On compte en France plus de 5,000 anabaptistes, répartis dans les départemens de l’Aisne (150), du Doubs (350), du Jura, de la Meuse (240), de la Meurthe (1,219), de la Moselle (353), du Bas-Rhin (353), du Haut-Rhin (1,898), de la Haute-Saône (43), de la Somme (100), et des Vosges (400). On sait que l’origine de cette secte remonte au XVIe siècle, et qu’elle apporta le trouble en Westphalie et en Hollande ; mais les anabaptistes, si turbulens, si factieux à l’époque de la réformation, sont devenus très paisibles à la voix de leur nouveau chef, Memno, homme éloquent, d’un caractère doux, d’un génie bienfaisant, dont ils prirent même le nom. Beaucoup de débris des memnonites sont passés en Suisse, et la plupart de ceux qui vivent aujourd’hui en France descendent des réfugiés qui quittèrent le canton de Berne au commencement du XVIIIe siècle. Ils se font, dit-on, remarquer par l’amour du travail, de l’ordre et de la paix. Il en est peu qui exercent une profession. L’agriculture et l’éducation du bétail sont l’objet principal de leurs occupations. De mœurs faciles et bienveillantes, hospitalières et charitables, fidèles à leurs engagemens, les anabaptistes paraissent fort rarement devant les tribunaux.
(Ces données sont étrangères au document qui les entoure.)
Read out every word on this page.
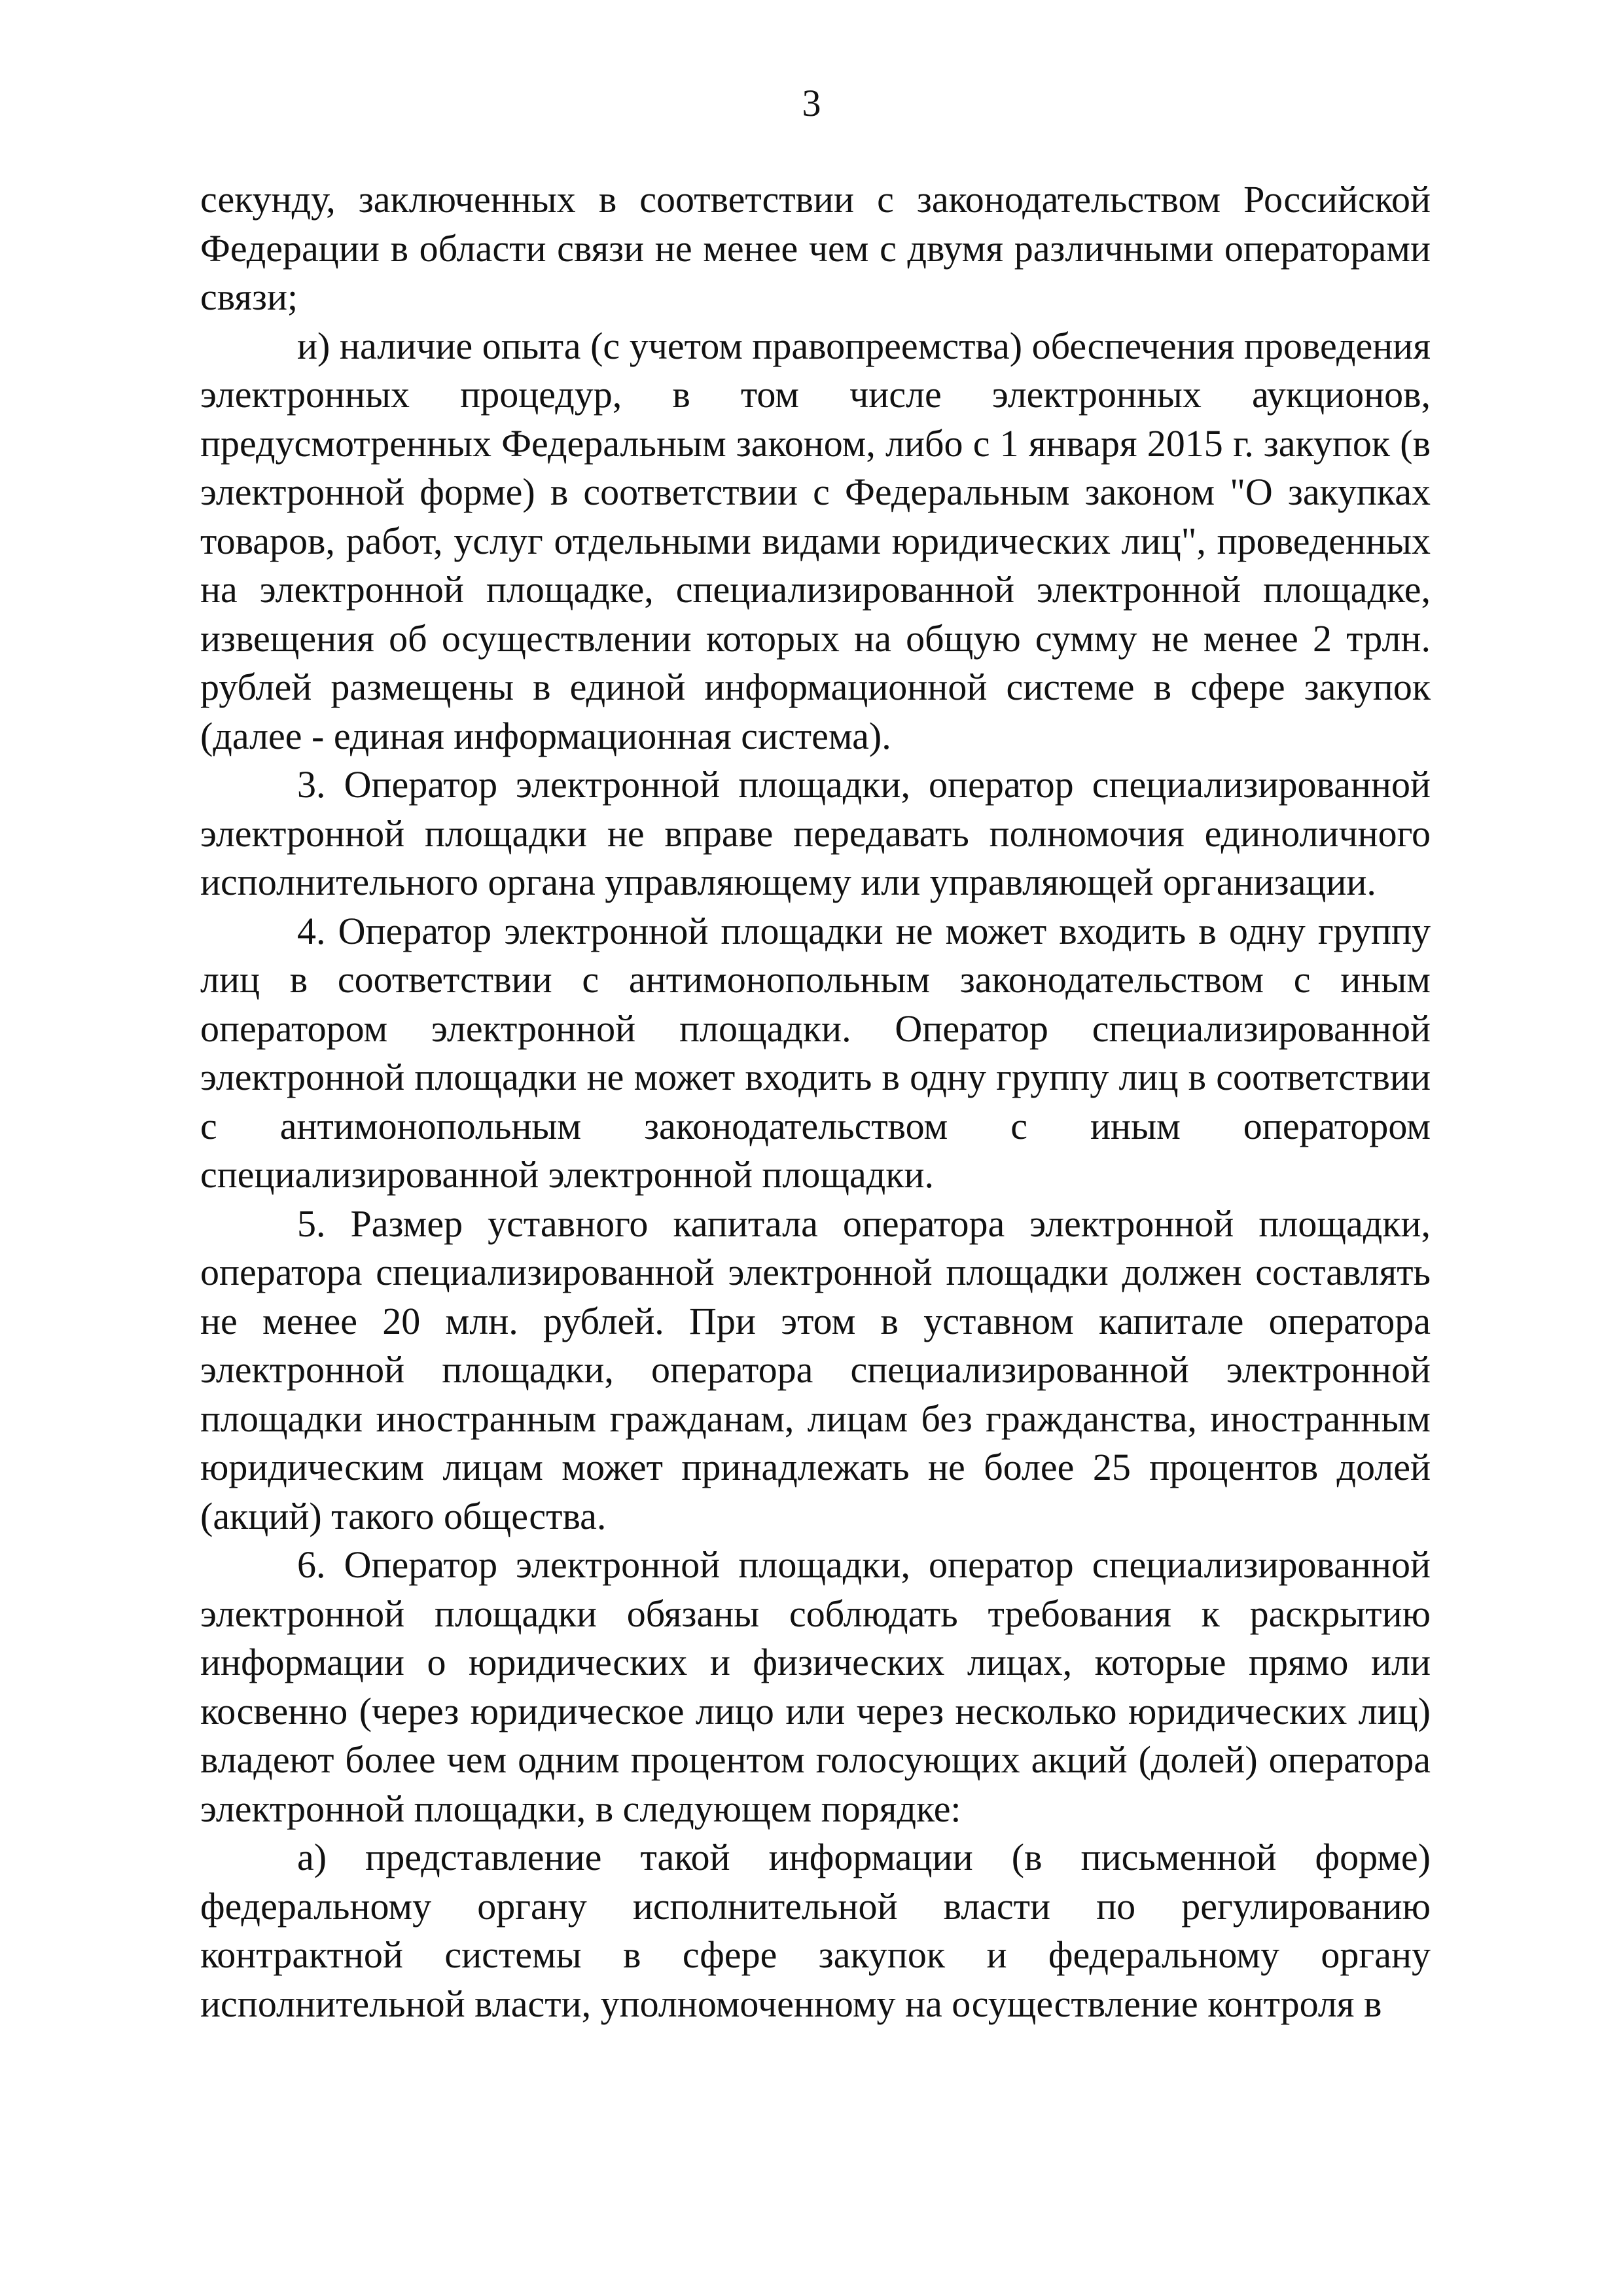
3

секунду, заключенных в соответствии с законодательством Российской Федерации в области связи не менее чем с двумя различными операторами связи;

и) наличие опыта (с учетом правопреемства) обеспечения проведения электронных процедур, в том числе электронных аукционов, предусмотренных Федеральным законом, либо с 1 января 2015 г. закупок (в электронной форме) в соответствии с Федеральным законом "О закупках товаров, работ, услуг отдельными видами юридических лиц", проведенных на электронной площадке, специализированной электронной площадке, извещения об осуществлении которых на общую сумму не менее 2 трлн. рублей размещены в единой информационной системе в сфере закупок (далее - единая информационная система).

3. Оператор электронной площадки, оператор специализированной электронной площадки не вправе передавать полномочия единоличного исполнительного органа управляющему или управляющей организации.

4. Оператор электронной площадки не может входить в одну группу лиц в соответствии с антимонопольным законодательством с иным оператором электронной площадки. Оператор специализированной электронной площадки не может входить в одну группу лиц в соответствии с антимонопольным законодательством с иным оператором специализированной электронной площадки.

5. Размер уставного капитала оператора электронной площадки, оператора специализированной электронной площадки должен составлять не менее 20 млн. рублей. При этом в уставном капитале оператора электронной площадки, оператора специализированной электронной площадки иностранным гражданам, лицам без гражданства, иностранным юридическим лицам может принадлежать не более 25 процентов долей (акций) такого общества.

6. Оператор электронной площадки, оператор специализированной электронной площадки обязаны соблюдать требования к раскрытию информации о юридических и физических лицах, которые прямо или косвенно (через юридическое лицо или через несколько юридических лиц) владеют более чем одним процентом голосующих акций (долей) оператора электронной площадки, в следующем порядке:

а) представление такой информации (в письменной форме) федеральному органу исполнительной власти по регулированию контрактной системы в сфере закупок и федеральному органу исполнительной власти, уполномоченному на осуществление контроля в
Leur sobriété est exemplaire et leur probité proverbiale. Ils habitent de préférence les hameaux, les fermes, les maisons isolées dans les campagnes. Ils vivent et s’unissent entre eux. On voit dans cette secte très peu de mariages mixtes. Les anabaptistes tiennent à ne pas changer la forme de leur vêtement, qu’ils disent être celui des apôtres. Leur coutume est de laisser croître la barbe, de porter un chapeau rabattu, un habit carré, large, sans boutons, et des souliers attachés avec des courroies. L’usage des bagues, des colliers, en un mot de toute espèce de bijou, est interdit aux femmes.

  1. Une petite commune du département du Gard, dont la population est à peine de 1,000 âmes, Cougéniès, autrefois Congeries, nom latin qui répond encore à son état actuel, offre la réunion curieuse des cultes divers qui se partagent ces contrées. On y voit ensemble 735 protestons réformés, 182 catholiques romains, 52 méthodistes et 41 quakers. Le temple des protestans a été bâti par eux-mêmes en 1818 ; soixante jours suffirent pour élever un édifice qui peut contenir 2,000 personnes. Les quakers, ne voulant pas rester en arrière, se cotisèrent à leur tour et eurent aussi leur temple. L’église catholique avait été construite, après la révocation de l’édit de Nantes, avec les pierres, dit-on, du temple des réformés, qui était démoli. L’ordre et la concorde paraissent régner au milieu de ces populations séparées par les croyances, rapprochées par les habitudes, les intérêts et le besoin de la tolérance mutuelle.